June to August

Multi Day events are about time in the saddle and putting in the training ensures an even better experience and hopefully no time spent in the sweeper vehicle!

Everyone responds differently to training, you may need far less than what we’ve outlined but for the average cyclist and one who is only just managing 8 hours a week of training we’ve provided a plan that will ramp up the hours in the saddle.

Avoid dumping the rest days because you feel you need to do more, you don’t want to burn out.

No time to train and a tight schedule, bad weather, try spinning in the evening or a stationary bike or make the time up with cross training on the treadmill or even swimming and if you can’t do that rather not burn yourself out by doubling up, just stick to the schedule and keep a training log of the number of hours you’re putting in.

If you don’t have a Heart Rate Monitor (HR), try this
    •    Easy: Breath easy and can talk easily to your training partner.
    •    Med: Breathing at a higher rate and can manage a few short sentences
    •    Hard: Pace High, couldn’t talk if you wanted to.
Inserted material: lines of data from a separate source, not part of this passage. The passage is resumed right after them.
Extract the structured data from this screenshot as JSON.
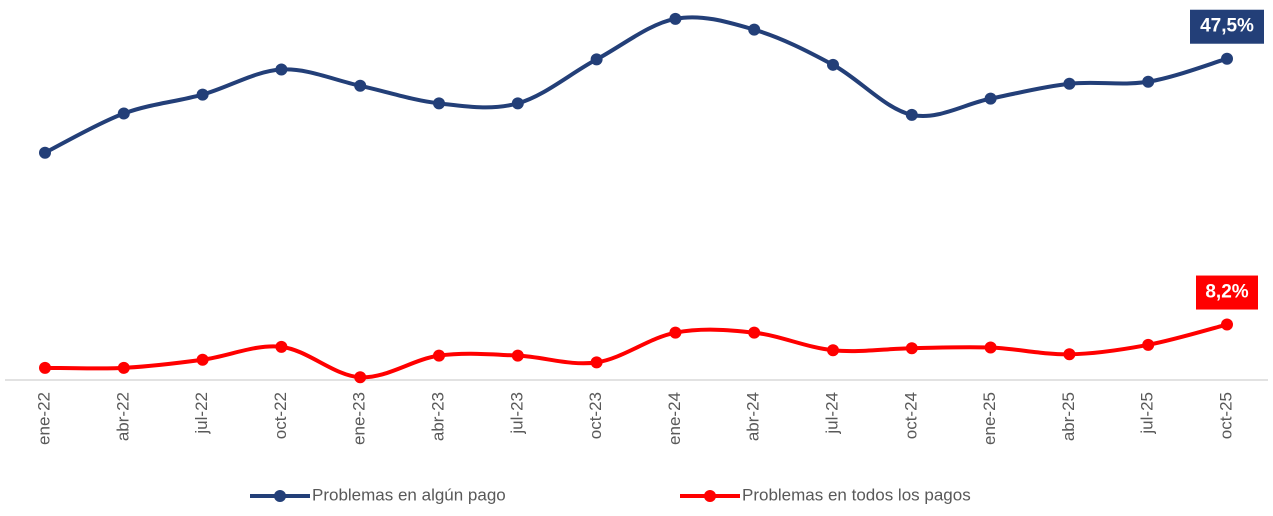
{
  "chart_data": {
    "type": "line",
    "categories": [
      "ene-22",
      "abr-22",
      "jul-22",
      "oct-22",
      "ene-23",
      "abr-23",
      "jul-23",
      "oct-23",
      "ene-24",
      "abr-24",
      "jul-24",
      "oct-24",
      "ene-25",
      "abr-25",
      "jul-25",
      "oct-25"
    ],
    "series": [
      {
        "name": "Problemas en algún pago",
        "color": "#233f78",
        "values": [
          33.6,
          39.4,
          42.2,
          45.9,
          43.5,
          40.9,
          40.9,
          47.4,
          53.4,
          51.8,
          46.6,
          39.2,
          41.6,
          43.8,
          44.1,
          47.5
        ],
        "value_labels": [
          null,
          null,
          null,
          null,
          null,
          null,
          null,
          null,
          null,
          null,
          null,
          null,
          null,
          null,
          null,
          "47,5%"
        ]
      },
      {
        "name": "Problemas en todos los pagos",
        "color": "#ff0000",
        "values": [
          1.8,
          1.8,
          3.0,
          4.9,
          0.4,
          3.6,
          3.6,
          2.6,
          7.0,
          7.0,
          4.4,
          4.7,
          4.8,
          3.8,
          5.2,
          8.2
        ],
        "value_labels": [
          null,
          null,
          null,
          null,
          null,
          null,
          null,
          null,
          null,
          null,
          null,
          null,
          null,
          null,
          null,
          "8,2%"
        ]
      }
    ],
    "ylim": [
      0,
      55
    ],
    "legend": "bottom"
  }
}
Where we’ve indicated a hard pace use an interval system of hard pace for 1km, then ease off, get the breath back for 1km or a lower heart rate and then go for it again. Get up to 6 intervals and then take it easy for a few km’s and work it up again.

As you reach the peak of 15 hours in week 7, some of you may already be doing this, ensure your diet is sufficient to compensate for the added calorie burn.